La bibliothèque libre.
Michel Lévy Frères, libraires-éditeurs (p. 313-322).

AUTRE NUIT D’ORIENT


À M. LE LIEUTENANT DE VAISSEAU C***, EN RADE DE BESIKA




I



Un jour, mon cher navigateur, vous vous en souvenez peut-être, nous étions assis, deux rêveurs et vous, devant la terrasse du château de Missiessy, en rade de Toulon. C’était en plein hiver ; il faisait très-chaud le calendrier avait tort, on respirait le souffle de juin en janvier. Poncy, le grand poëte ouvrier, illustré par George Sand, nous cita ces deux si jolis vers d’Autran :

Cette température a quelque chose en elle
Qui nous produit l’effet d’un gilet de flanelle.
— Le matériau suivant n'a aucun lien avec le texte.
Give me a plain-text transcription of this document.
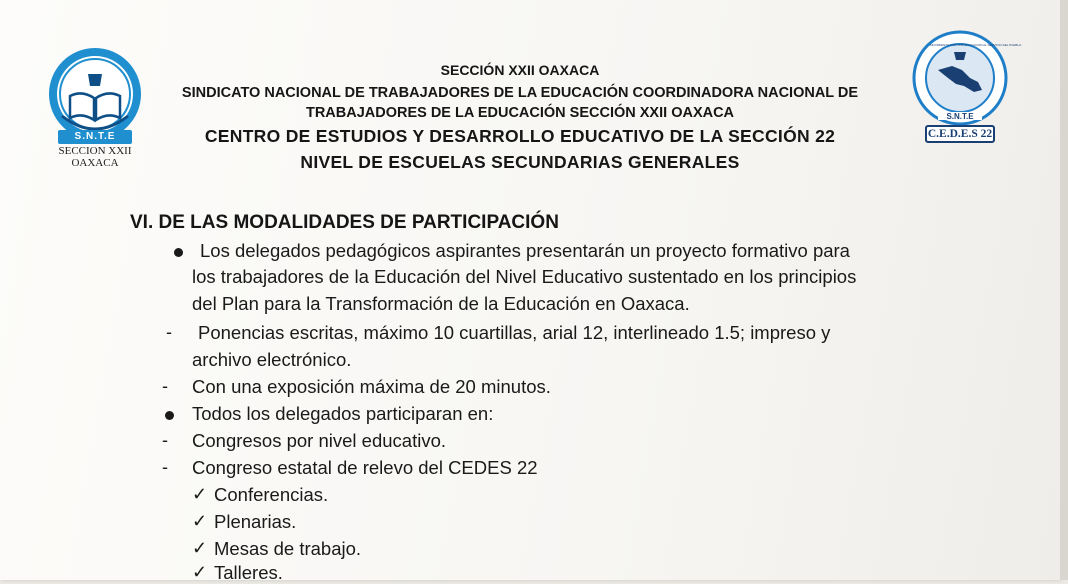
S.N.T.E
SECCION XXII
OAXACA
S.N.T.E
C.E.D.E.S 22
MOVIMIENTO POR UNA EDUCACION AL SERVICIO DEL PUEBLO
SECCIÓN XXII OAXACA
SINDICATO NACIONAL DE TRABAJADORES DE LA EDUCACIÓN COORDINADORA NACIONAL DE
TRABAJADORES DE LA EDUCACIÓN SECCIÓN XXII OAXACA
CENTRO DE ESTUDIOS Y DESARROLLO EDUCATIVO DE LA SECCIÓN 22
NIVEL DE ESCUELAS SECUNDARIAS GENERALES
VI. DE LAS MODALIDADES DE PARTICIPACIÓN
Los delegados pedagógicos aspirantes presentarán un proyecto formativo para
los trabajadores de la Educación del Nivel Educativo sustentado en los principios
del Plan para la Transformación de la Educación en Oaxaca.
- Ponencias escritas, máximo 10 cuartillas, arial 12, interlineado 1.5; impreso y
archivo electrónico.
- Con una exposición máxima de 20 minutos.
Todos los delegados participaran en:
- Congresos por nivel educativo.
- Congreso estatal de relevo del CEDES 22
✓ Conferencias.
✓ Plenarias.
✓ Mesas de trabajo.
✓ Talleres.
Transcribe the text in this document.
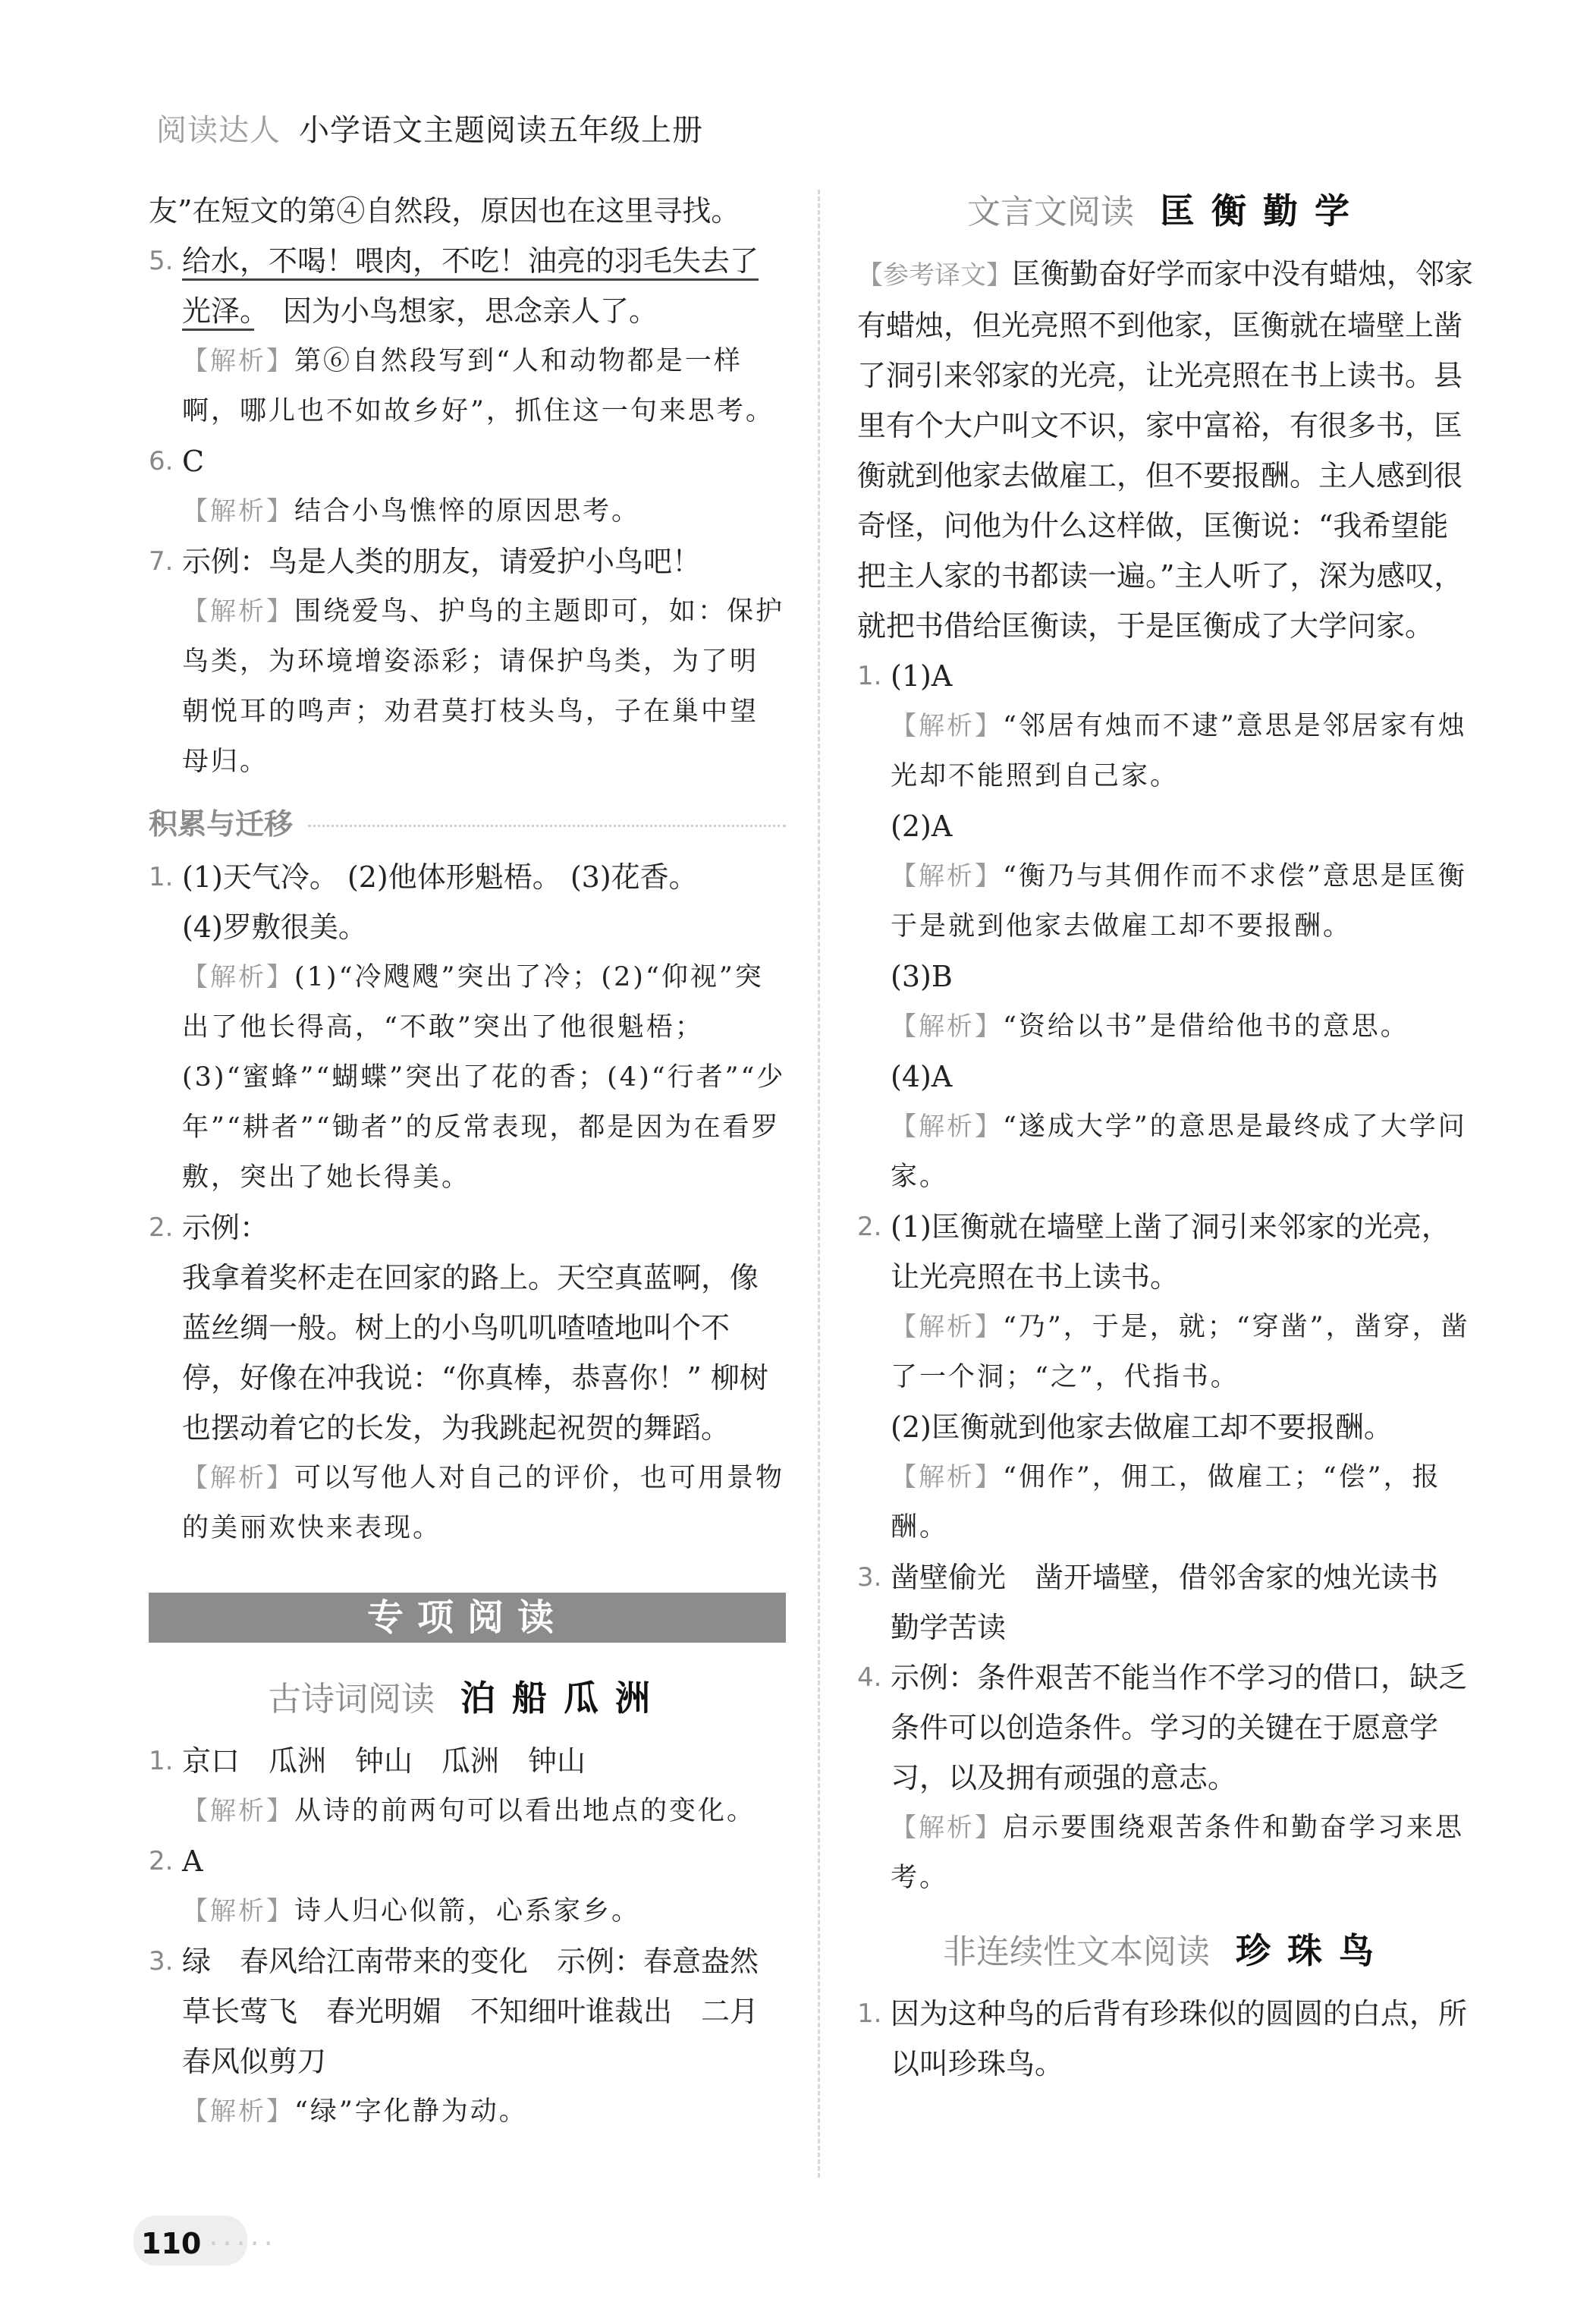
阅读达人 小学语文主题阅读五年级上册

友”在短文的第④自然段，原因也在这里寻找。

5. 给水，不喝！喂肉，不吃！油亮的羽毛失去了光泽。　 因为小鸟想家，思念亲人了。

【解析】第⑥自然段写到“人和动物都是一样啊，哪儿也不如故乡好”，抓住这一句来思考。

6. C

【解析】结合小鸟憔悴的原因思考。

7. 示例：鸟是人类的朋友，请爱护小鸟吧！

【解析】围绕爱鸟、护鸟的主题即可，如：保护鸟类，为环境增姿添彩；请保护鸟类，为了明朝悦耳的鸣声；劝君莫打枝头鸟，子在巢中望母归。

积累与迁移
1. (1)天气冷。 (2)他体形魁梧。 (3)花香。

(4)罗敷很美。

【解析】(1)“冷飕飕”突出了冷；(2)“仰视”突出了他长得高，“不敢”突出了他很魁梧；(3)“蜜蜂”“蝴蝶”突出了花的香；(4)“行者”“少年”“耕者”“锄者”的反常表现，都是因为在看罗敷，突出了她长得美。

2. 示例：

我拿着奖杯走在回家的路上。天空真蓝啊，像蓝丝绸一般。树上的小鸟叽叽喳喳地叫个不停，好像在冲我说：“你真棒，恭喜你！” 柳树也摆动着它的长发，为我跳起祝贺的舞蹈。

【解析】可以写他人对自己的评价，也可用景物的美丽欢快来表现。

专项阅读
古诗词阅读 泊船瓜洲
1. 京口　瓜洲　钟山　瓜洲　钟山

【解析】从诗的前两句可以看出地点的变化。

2. A

【解析】诗人归心似箭，心系家乡。

3. 绿　春风给江南带来的变化　示例：春意盎然　草长莺飞　春光明媚　不知细叶谁裁出　二月春风似剪刀

【解析】“绿”字化静为动。

文言文阅读 匡衡勤学

【参考译文】匡衡勤奋好学而家中没有蜡烛，邻家有蜡烛，但光亮照不到他家，匡衡就在墙壁上凿了洞引来邻家的光亮，让光亮照在书上读书。县里有个大户叫文不识，家中富裕，有很多书，匡衡就到他家去做雇工，但不要报酬。主人感到很奇怪，问他为什么这样做，匡衡说：“我希望能把主人家的书都读一遍。”主人听了，深为感叹，就把书借给匡衡读，于是匡衡成了大学问家。

1. (1)A

【解析】“邻居有烛而不逮”意思是邻居家有烛光却不能照到自己家。

(2)A

【解析】“衡乃与其佣作而不求偿”意思是匡衡于是就到他家去做雇工却不要报酬。

(3)B

【解析】“资给以书”是借给他书的意思。

(4)A

【解析】“遂成大学”的意思是最终成了大学问家。

2. (1)匡衡就在墙壁上凿了洞引来邻家的光亮，让光亮照在书上读书。

【解析】“乃”，于是，就；“穿凿”，凿穿，凿了一个洞；“之”，代指书。

(2)匡衡就到他家去做雇工却不要报酬。

【解析】“佣作”，佣工，做雇工；“偿”，报酬。

3. 凿壁偷光　凿开墙壁，借邻舍家的烛光读书　勤学苦读

4. 示例：条件艰苦不能当作不学习的借口，缺乏条件可以创造条件。学习的关键在于愿意学习，以及拥有顽强的意志。

【解析】启示要围绕艰苦条件和勤奋学习来思考。

非连续性文本阅读 珍珠鸟
1. 因为这种鸟的后背有珍珠似的圆圆的白点，所以叫珍珠鸟。

110 ·····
Vous reveniez alors de beaux pays où ces gilets célestes abondent ; vous aviez parcouru toutes les mers classiques avec une idée fixe ; vous vouliez découvrir l’île si admirablement décrite par Virgile, insula portum efficit, et dans laquelle les vaisseaux d’Énée s’étaient réfugiés, après une horrible tempête suscitée parla déesse Junon. Nous vous écoutions avec un plaisir extrême ; nous vous suivions, ad oras Libyæ, du promontoire de Mercure au promontoire d’Apollon, à la découverte de cette île, et nous partagions votre désespoir. Cette île, comme celle de Robinson, n’existe pas ; Virgile l’a inventée, ou peut-être a-t-elle subi le sort d’une île qui s’éleva, il y a vingt ans, sur la mer Sicilienne, et disparut à l’approche du gouverneur anglais envoyé de Londres pour en prendre possession.

Vous devez avoir conservé ce goût passionné pour les fables et les histoires antiques, et surtout pour le divin Virgile, le seul poëte qui n’ait rien dit d’inutile, le seul païen qui ait la grâce évangélique, le seul enfant de l’Olympe qui ait mérité le ciel. J’espère donc que votre station à Besika vous aura été profitable, sinon pour la question grecque, du moins pour la question latine. Vous aurez, sans doute, été entraîné, telluris amore, à visiter votre voisinage poétique, pendant les longs ennuis du bord, et à soumettre à un cadastre positif les champs où fut Troie, campos ubi Troja fuit. Probablement, vous receviez, comme nous, à Besika, les notes diplomatiques, les protocoles et tous les ultimatum, depuis le premier jusqu’à l’avant-dernier ; cela devait être peu récréatif, comme tous les jeux sans fin, et vous devez avoir cherché des distractions dans Virgile, in conspectu Tenedos ; vous devez avoir souvent demandé des congés et une embarcation, quand l’étoile Ida amenait le jour, Lucifer Idæ ducebatque diem, et alors, vous respiriez l’air libre de l’école buissonnière sur cette grande route troyenne ou Énée conduisait son père et son fils :

Sans prendre garde à sa femme,
Qui se perdit en chemin.

Vous qui savez Virgile par cœur, vous n’auriez pas, sans doute, choisi Besika comme parage de station ; vous vous seriez méfié de Besika, car vous avez une confiance aveugle dans ce divin poëte qui a tout prédit, même votre station de Besika. Statio malefida carinis. ! nous criait-il ; on ne l’a pas écouté, et deux vaisseaux ont fait avaries, et Virgile pourrait bien avoir trente fois raison de plus, si la station se prolongeait dans la saison où le vent d’Afrique, fécond en tempêtes, creberque procellis Africus, fait échouer un vaisseau sur les écueils et l’entoure d’un amas de sable,

Illiditque vadis atque aggere cingit arenæ.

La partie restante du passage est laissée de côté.